Dolayısıyla davacının 31.01.2013 tarihinde dava dışı T. Şirketinden ihale süresinin bitmesi nedeniye çıkışın yapıldığı, ihaleyi yeni üstlenen davalı şirketin ise çıkış tarihinden 1 gün sonra 01.02.2013 tarihinde davalı işyerinde faaliyetlerine başladığı ancak davacının bu şirket kayıtlarında işçi olarak yer almadığı olayda davacının fesih yapıldığını iddia ettiği tarihte kayden işvereni gözüken dava dışı T. İnş. Hizm. Taah. Tur. Nak. Ltd. Şti.'ye de dava teşmil edilerek, adı geçen şirketin cevap dilekçesi ve sunacağı deliller toplanarak sonucuna göre davalılar arasındaki hukuki ilişkinin niteliği belirlenip davacının fiili ve hukuki işvereni tespit edilerek feshin değerlendirilmesi gerekmektedir.
Mahkemece bu yön üzerinde durulmaksızın taraf teşkili yapılmadan dosyadaki mevcut delillerin aksine ve dosya içeriği ile uyumlu olmayan gerekçe ile eksik incelemeye dayalı olarak hüküm kurulması hatalıdır.

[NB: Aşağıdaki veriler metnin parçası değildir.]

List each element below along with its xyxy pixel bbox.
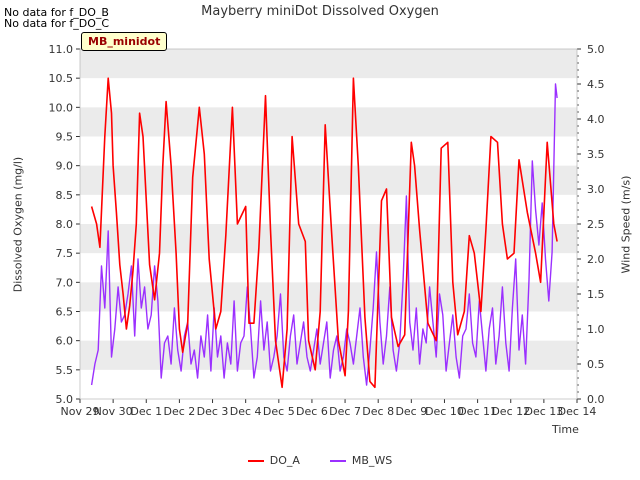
x-tick-label: Dec 11 xyxy=(458,405,497,418)
no-data-note-1: No data for f_DO_B xyxy=(4,6,109,19)
grid-band xyxy=(80,107,577,137)
series-line-do-a xyxy=(90,77,558,389)
x-tick-label: Nov 30 xyxy=(94,405,133,418)
x-tick-label: Dec 3 xyxy=(197,405,229,418)
y-tick-label: 10.0 xyxy=(49,101,74,114)
legend-item-mb-ws[interactable]: MB_WS xyxy=(329,454,393,467)
y-axis-label: Dissolved Oxygen (mg/l) xyxy=(11,156,25,293)
legend-label-do-a: DO_A xyxy=(269,454,300,467)
y-tick-label: 9.0 xyxy=(56,160,74,173)
x-tick-label: Dec 5 xyxy=(263,405,295,418)
x-tick-label: Dec 7 xyxy=(329,405,361,418)
y2-tick-label: 1.0 xyxy=(587,323,605,336)
x-axis-label: Time xyxy=(552,423,579,436)
y2-axis-label: Wind Speed (m/s) xyxy=(619,175,633,274)
y2-tick-label: 3.5 xyxy=(587,148,605,161)
x-tick-label: Dec 6 xyxy=(296,405,328,418)
y-tick-label: 7.5 xyxy=(56,247,74,260)
x-tick-label: Dec 10 xyxy=(425,405,464,418)
y-tick-label: 9.5 xyxy=(56,131,74,144)
y2-tick-label: 2.0 xyxy=(587,253,605,266)
grid-band xyxy=(80,224,577,254)
legend-swatch-do-a xyxy=(247,459,264,462)
y-tick-label: 6.0 xyxy=(56,335,74,348)
x-tick-label: Dec 1 xyxy=(130,405,162,418)
x-tick-label: Dec 13 xyxy=(524,405,563,418)
y2-tick-label: 4.0 xyxy=(587,113,605,126)
y-tick-label: 10.5 xyxy=(49,72,74,85)
x-tick-label: Dec 8 xyxy=(362,405,394,418)
x-tick-label: Dec 4 xyxy=(230,405,262,418)
y2-tick-label: 1.5 xyxy=(587,288,605,301)
y2-tick-label: 4.5 xyxy=(587,78,605,91)
x-tick-label: Dec 12 xyxy=(491,405,530,418)
x-tick-label: Dec 9 xyxy=(395,405,427,418)
grid-band xyxy=(80,282,577,312)
x-tick-label: Dec 14 xyxy=(558,405,597,418)
station-label: MB_minidot xyxy=(81,32,168,51)
y-tick-label: 11.0 xyxy=(49,43,74,56)
y-tick-label: 8.0 xyxy=(56,218,74,231)
legend-label-mb-ws: MB_WS xyxy=(351,454,393,467)
y2-tick-label: 0.5 xyxy=(587,358,605,371)
y2-tick-label: 2.5 xyxy=(587,218,605,231)
y-tick-label: 7.0 xyxy=(56,276,74,289)
series-line-mb-ws xyxy=(90,83,558,386)
x-tick-label: Dec 2 xyxy=(164,405,196,418)
y-tick-label: 5.5 xyxy=(56,364,74,377)
chart-title: Mayberry miniDot Dissolved Oxygen xyxy=(201,4,439,19)
plot-frame xyxy=(79,48,578,400)
y2-tick-label: 5.0 xyxy=(587,43,605,56)
x-tick-label: Nov 29 xyxy=(61,405,100,418)
y-tick-label: 8.5 xyxy=(56,189,74,202)
y2-tick-label: 0.0 xyxy=(587,393,605,406)
y2-tick-label: 3.0 xyxy=(587,183,605,196)
legend-item-do-a[interactable]: DO_A xyxy=(247,454,300,467)
y-tick-label: 5.0 xyxy=(56,393,74,406)
grid-band xyxy=(80,49,577,79)
no-data-note-2: No data for f_DO_C xyxy=(4,17,110,30)
legend: DO_A MB_WS xyxy=(0,454,640,467)
legend-swatch-mb-ws xyxy=(329,459,346,462)
y-tick-label: 6.5 xyxy=(56,306,74,319)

Temyiz olunan kararın, yukarıda yazılı nedenle BOZULMASINA, bozma nedenine göre davacının diğer temyiz itirazlarının incelenmesine şimdilik yer olmadığına, peşin alınan temyiz harcının istek halinde davacıya iadesine, 13/05/2014 tarihinde oybirliğiyle KESİN olarak karar verildi.